İran’da Cumhurbaşkanlığına Hasan Ruhani’nin gelmesi meyvelerini vermeye başladı. Ruhani, İran halkının veya İran yönetiminin cumhurbaşkanlığına getirebileceği en iyi isim olduğunu ispatladı. Bu sayede istenen oldu, Ruhani nükleer araştırmaları konusunda Batı’yı ikna ederek geçtiğimiz pazar günü bu konudaki bir anlaşmayı imzaladı. Ahmedinejad döneminde savaşın eşiğinde olan İran’ın, sadece diyalog yoluyla yani konuşarak, temaslarda bulunarak yönünü değiştirdi. Altı ay gibi kısa sayılacak bir süre için bile olsa, ekonomisini vuran ambargoların bir kısmının gevşetileceği bir ülke haline getirdi.
Cumhurbaşkanlığı öncesinde Batı dünyası ile ülkesinin nükleer baş müzakerecisi olarak görüşen Ruhani, bu son dönemde bir liderin ülkenin kaderini belirlemekte ne kadar önemli olduğunu gözler önüne serdi.
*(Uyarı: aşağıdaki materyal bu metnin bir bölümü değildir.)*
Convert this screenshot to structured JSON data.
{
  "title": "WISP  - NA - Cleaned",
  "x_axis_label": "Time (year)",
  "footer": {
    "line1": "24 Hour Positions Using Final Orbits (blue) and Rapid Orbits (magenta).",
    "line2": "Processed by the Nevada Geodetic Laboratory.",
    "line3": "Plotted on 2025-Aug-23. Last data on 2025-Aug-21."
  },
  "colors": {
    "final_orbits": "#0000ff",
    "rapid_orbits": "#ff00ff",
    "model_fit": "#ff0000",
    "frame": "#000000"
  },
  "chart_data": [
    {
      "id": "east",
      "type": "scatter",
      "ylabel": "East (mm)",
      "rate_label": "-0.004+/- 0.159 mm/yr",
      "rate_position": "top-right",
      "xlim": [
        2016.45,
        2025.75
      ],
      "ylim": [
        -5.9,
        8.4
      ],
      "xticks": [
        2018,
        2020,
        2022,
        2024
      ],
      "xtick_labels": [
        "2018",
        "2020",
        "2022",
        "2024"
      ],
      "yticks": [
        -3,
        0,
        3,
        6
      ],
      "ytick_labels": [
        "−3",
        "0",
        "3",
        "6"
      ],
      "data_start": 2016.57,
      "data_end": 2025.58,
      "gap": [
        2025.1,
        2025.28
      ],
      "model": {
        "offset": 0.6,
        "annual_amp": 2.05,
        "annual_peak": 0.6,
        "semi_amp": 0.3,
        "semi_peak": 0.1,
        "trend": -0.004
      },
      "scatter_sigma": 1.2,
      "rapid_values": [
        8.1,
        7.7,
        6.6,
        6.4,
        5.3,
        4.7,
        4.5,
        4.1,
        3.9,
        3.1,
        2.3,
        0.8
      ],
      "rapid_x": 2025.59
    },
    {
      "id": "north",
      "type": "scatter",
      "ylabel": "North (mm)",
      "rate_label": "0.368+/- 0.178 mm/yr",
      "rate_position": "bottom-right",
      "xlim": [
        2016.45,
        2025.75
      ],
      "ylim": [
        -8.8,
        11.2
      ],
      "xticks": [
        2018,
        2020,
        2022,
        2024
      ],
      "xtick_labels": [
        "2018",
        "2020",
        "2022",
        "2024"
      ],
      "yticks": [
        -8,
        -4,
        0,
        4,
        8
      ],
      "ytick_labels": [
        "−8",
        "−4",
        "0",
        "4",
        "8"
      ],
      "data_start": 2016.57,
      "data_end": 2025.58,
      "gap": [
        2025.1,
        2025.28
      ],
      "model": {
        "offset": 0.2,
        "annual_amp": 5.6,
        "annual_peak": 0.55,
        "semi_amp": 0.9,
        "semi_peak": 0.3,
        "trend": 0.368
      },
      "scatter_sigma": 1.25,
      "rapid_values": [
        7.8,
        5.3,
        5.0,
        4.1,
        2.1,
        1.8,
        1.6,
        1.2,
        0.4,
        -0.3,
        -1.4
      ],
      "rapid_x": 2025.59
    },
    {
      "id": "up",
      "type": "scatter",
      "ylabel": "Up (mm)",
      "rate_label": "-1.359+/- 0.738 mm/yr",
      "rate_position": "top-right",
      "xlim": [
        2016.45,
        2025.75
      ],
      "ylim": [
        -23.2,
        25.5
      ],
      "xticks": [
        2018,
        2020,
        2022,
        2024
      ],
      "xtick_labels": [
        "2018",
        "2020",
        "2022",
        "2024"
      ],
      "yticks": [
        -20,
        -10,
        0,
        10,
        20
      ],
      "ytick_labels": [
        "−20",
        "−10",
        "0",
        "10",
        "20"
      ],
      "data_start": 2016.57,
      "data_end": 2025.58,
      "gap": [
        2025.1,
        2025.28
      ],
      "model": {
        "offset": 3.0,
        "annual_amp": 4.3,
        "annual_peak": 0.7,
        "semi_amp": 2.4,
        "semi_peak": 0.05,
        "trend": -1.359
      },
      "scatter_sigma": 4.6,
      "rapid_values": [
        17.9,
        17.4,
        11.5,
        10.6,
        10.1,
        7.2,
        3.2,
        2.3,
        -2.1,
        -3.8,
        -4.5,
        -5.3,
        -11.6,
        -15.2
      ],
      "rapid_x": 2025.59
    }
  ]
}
Ahmedinejad ne kadar saldırgan ve uzlaşma karşıtı idiyse, Ruhani bir o kadar sakin ve işbirliği içinde oldu. Böylece İran’ı düzlüğe çıkartacak olan bu ilk anlaşmaya imza attı.
Peki, Ruhani’ye inanılmalı mı?
Kesinlikle HAYIR.
Anlaşma masasında verdiği sözlere Ruhani’nin kendisi dahi inanmıyordur. Anlaşma hükümlerini uygulamak konusunda tüm samimiyeti ve gayreti ile çalışacağını söylemiş olsa bile sözlerini yerine gerçekten getirmesi konusunda her zaman için çekinceler var olacak. Neticede Ruhani halen sistemin o noktaya getirdiği bir adam ve tüm ipler onun elinde değil.
Batı dünyası ile bozulan ilişkileri onarmak, ambargo yüzünden sürünen ülkeyi kurtarmak İran cumhurbaşkanının asli görevi. İran rejiminde ise ülke politikalarını etkilemek pek de halkın seçtiği bir adama bırakılmaz. Seçimlerin şeklinden de bu açıkça görülüyor zaten. Unutulmaması gereken önemli bir nokta daha var. Nükleer silah programı İran’ın devlet politikasının bir parçası. İran’da gerek rejim gerek yürütülen politikalar o kadar katı ki bir günden bir güne değişmez, değişeceği de beklenemez.
Benzetme yapmak gerekirse nasıl bugünden yarına İran tam demokratik, laik bir ülke olmayacaksa, hatta buna yeltenmeyecekse, bugünden yarına İran nükleer programından vazgeçmez. Sadece ve sadece vazgeçmiş gibi görünür. Nükleer araştırmaların göstermek istedikleri parçalarını gösterir ve oyalamaya, zaman kazanmaya devam ederler.
İsrail Başbakanı Netanyahu da bunun farkında olacak ki anlaşmayı en sert şekilde eleştiriyor. Hiç de haksız sayılmaz. Ancak bazen bir şeyin yanlış olduğu veya ihtimalin düşük olduğu bilinse bile sonuç değişmez, her şeye rağmen yine de yapılır. Umut için. Tıpkı şans oyunları gibi. Sayısal veya yılbaşındaki büyük ikramiyeyi kazanma şansı son derece düşüktür, ama yine de bilet alınır “ya kazanırsam” diye ümit ederek. İran’ın sözünde durma ihtimali daha da zayıf. Ancak yine de İran’a daha doğrusu barışa bu şans tanınmalı.
Unutulmaması gereken bir diğer nokta ise İsrail’in gücü. İsrail, Netanyahu’nun sergilediği kadar zavallı ve çaresiz bir ülke değil. İran’ın nükleer silahlarından endişe etmesi doğal ancak İran’ın nükleer silahlarından endişe etmesi ve korkması gereken ilk sıradaki ülke bile değil İsrail aslında. Bir aptal bile İran’dan İsrail’e yöneltilecek bir nükleer silahın Ortadoğu’nun sonu olacağını bilir. Nükleer silahların terörizme alet olması riski, tüm dünya ülkelerinin endişe etmesi gereken asıl konu.